Monday, August 13, 2012

Tierra del Fuego?


I found myself in the car alone, after dropping off Golda and Ruby at dance.  I was chewing gum but, seeing my window for completing a thought, I spit the gum out.  I didn't want anything to distract me in case I had a moment of clarity.  See, I'm having trouble distinguishing between "not procrastinating anymore" and "making rash decisions."

This time of year is made for changes.  In the fall, everything is new and bright and exciting.  So naturally, I want to quit everything and start some new projects.  I'm giving my kids away and getting a whole new batch, a group of them who are eager to try jujitsu and bagpipes.  You know, things I haven't done yet.  Does that seem rash?  Can you see why I'm having issues with decision-making?  Because I am just lucid enough to realize I am a loose cannon.  It's due partly to being on the receiving end of conversations that start out "If I could have any Skylander in the world..." and end, well, never.  These conversations don't end.  Everyone just keeps rambling indefinitely, making my brain feel like it belongs to a crack-addicted espresso junkie.

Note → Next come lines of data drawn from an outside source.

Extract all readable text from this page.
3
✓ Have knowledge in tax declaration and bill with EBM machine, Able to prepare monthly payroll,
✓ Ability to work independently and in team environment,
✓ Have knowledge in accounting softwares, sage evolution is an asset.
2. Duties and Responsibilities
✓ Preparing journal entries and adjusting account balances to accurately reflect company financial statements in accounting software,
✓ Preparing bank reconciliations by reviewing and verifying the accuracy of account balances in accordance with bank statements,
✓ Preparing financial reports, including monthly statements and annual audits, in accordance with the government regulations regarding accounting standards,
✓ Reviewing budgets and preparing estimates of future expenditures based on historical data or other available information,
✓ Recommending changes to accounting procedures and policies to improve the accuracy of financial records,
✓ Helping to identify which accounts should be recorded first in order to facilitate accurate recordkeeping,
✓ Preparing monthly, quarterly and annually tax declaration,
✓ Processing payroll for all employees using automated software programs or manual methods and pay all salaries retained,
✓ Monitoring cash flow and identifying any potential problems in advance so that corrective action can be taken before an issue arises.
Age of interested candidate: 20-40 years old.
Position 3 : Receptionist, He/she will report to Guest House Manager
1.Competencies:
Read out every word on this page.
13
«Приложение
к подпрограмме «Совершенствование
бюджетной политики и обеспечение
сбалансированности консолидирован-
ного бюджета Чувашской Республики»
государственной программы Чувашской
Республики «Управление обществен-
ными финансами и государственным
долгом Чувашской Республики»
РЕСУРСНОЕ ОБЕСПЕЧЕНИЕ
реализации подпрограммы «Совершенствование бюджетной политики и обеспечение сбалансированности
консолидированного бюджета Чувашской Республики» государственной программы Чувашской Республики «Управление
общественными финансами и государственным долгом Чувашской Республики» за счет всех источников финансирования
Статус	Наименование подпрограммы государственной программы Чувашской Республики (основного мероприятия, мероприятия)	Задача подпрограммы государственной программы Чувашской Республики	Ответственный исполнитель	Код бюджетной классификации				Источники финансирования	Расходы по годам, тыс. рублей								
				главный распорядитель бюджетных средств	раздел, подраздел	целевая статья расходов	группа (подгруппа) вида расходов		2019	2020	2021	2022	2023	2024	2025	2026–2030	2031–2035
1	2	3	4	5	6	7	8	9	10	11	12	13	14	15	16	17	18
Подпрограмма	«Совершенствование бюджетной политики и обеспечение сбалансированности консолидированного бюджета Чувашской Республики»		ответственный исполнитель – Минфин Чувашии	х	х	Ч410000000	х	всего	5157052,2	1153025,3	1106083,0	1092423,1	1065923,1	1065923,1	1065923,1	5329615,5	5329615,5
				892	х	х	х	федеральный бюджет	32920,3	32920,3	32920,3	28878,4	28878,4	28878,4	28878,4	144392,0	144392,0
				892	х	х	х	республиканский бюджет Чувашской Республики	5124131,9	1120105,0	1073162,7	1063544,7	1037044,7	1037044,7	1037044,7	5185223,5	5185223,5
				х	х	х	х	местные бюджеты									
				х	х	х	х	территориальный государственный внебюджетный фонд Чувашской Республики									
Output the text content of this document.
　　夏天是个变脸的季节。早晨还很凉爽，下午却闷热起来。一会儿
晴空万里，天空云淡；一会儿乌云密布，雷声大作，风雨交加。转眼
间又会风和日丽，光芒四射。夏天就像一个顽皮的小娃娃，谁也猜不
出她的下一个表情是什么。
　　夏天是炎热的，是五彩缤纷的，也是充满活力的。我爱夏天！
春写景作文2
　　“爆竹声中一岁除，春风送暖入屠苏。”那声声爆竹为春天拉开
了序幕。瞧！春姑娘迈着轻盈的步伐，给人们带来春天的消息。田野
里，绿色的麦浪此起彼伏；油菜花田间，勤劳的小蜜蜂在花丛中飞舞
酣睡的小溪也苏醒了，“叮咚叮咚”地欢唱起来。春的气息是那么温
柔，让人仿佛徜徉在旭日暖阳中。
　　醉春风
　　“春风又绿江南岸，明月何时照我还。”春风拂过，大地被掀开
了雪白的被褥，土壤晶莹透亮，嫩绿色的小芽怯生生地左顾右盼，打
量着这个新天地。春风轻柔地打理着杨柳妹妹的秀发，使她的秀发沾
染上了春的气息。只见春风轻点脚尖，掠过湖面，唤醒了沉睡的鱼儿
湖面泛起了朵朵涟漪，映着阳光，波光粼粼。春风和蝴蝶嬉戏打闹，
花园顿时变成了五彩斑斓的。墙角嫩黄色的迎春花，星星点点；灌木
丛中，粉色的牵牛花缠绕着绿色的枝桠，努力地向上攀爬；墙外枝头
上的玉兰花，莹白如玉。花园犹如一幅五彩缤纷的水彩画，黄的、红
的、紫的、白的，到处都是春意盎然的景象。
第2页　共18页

What happens when I spit out my gum and try to think is:  "I just want to jump in the car and go to Mexico.  No, drive to Tierra del Fuego.  Take four or five months.  I could totally home school.  I'll text myself a note to look into kidnapping insurance.  Scott would have to stay here and earn money, but that's OK.  It's not like it's a big deal to drive seven kids the length of South America while teaching six different curriculums, by myself, compared to all the carpools I'm about to set up.  Oh, but then we would miss ballet.  A lot.  And Nutcracker!  Hoo boy.  We can't miss that.   And Mr. Marsden is such a good teacher, I can't lose Ari's spot with him, and she loves Marisa so much so we can't quit her!  And Freestone is doing so well on violin!  And Mr. Johnson is so perfect for Ruby.  OK, so we'll keep all the dance classes and all the music classes and I'll keep teaching and what did I decide about Xanthe and tumbling?  I'm going to sign her up.  And I'll have to ask her about swim team.  And find an art class for Ari.  She is so gifted.  Aaggh!  I just want to gather up the family and leave.  Drive to Tierra del Fuego.  Ooh, deja vu."

OK, new plan.  I'll surround myself with all seven of my original kids, 24 hours a day until I'm just semi-coherent, which shouldn't take long.  In fact, that part of the plan might already be in place.  Then Scott can put us all on a plane and fly us to Argentina, where we can run barefoot on the beach, growing dreadlocks and talking about Skylanders.  That way, I won't need to think.  I love these beautiful children until my heart aches.  It's just trying to do seven kids AND reality at the same time, that's absurd.  Can't be done.  I think we'd have a better shot at success living in a tropical hut and scrapping the whole public school thing.  I'm going to call Delta.


7 comments:

laurel said...

I can't do four kids...only 3 at home. Hats off to you! Can I go with you to Argentina?

Jennie said...

I can totally relate and I only have four kids. :) But... I've decided one thing. I need to hire a Scott, Bill and Cocoa. I need more drivers. :) I'm looking at our fall schedule and there are days where I'm not sure how it is going to happen. :) But, we love it, right? :) This is all I ever wanted - for real. Love ya.

Shane and Kenzie said...

I am struggling with the thought of doing everything with just one baby...and so much of the time I think to myself "circe is doing it with seven...I'm sure I can handle one!" I love how you thrive off of trying new things and seeking for adventure. I love that you enjoy being a mother, even if it means that there are a few (maybe a lot) things you need to give up.

Michelle said...

Take us with you!

Anonymous said...

Love the way you think and dream up new things all the time!...sounds exciting driving to South America, but you could just drive to Hollywood and the beach is right here, I am sure all of us could fit in my condo!..and the beach is right out my window!!...I love how you can keep your sense of humor! in writing and thinking. XO Tricia..You are a wonder to accomplish all you do!..

Marilyn said...

We'll come too!

Unknown said...

Not to tempt you, but there is a spare room in the maid's quarters in Brazil. I'm not sure I would drive there but you are always welcome. If we ever get there.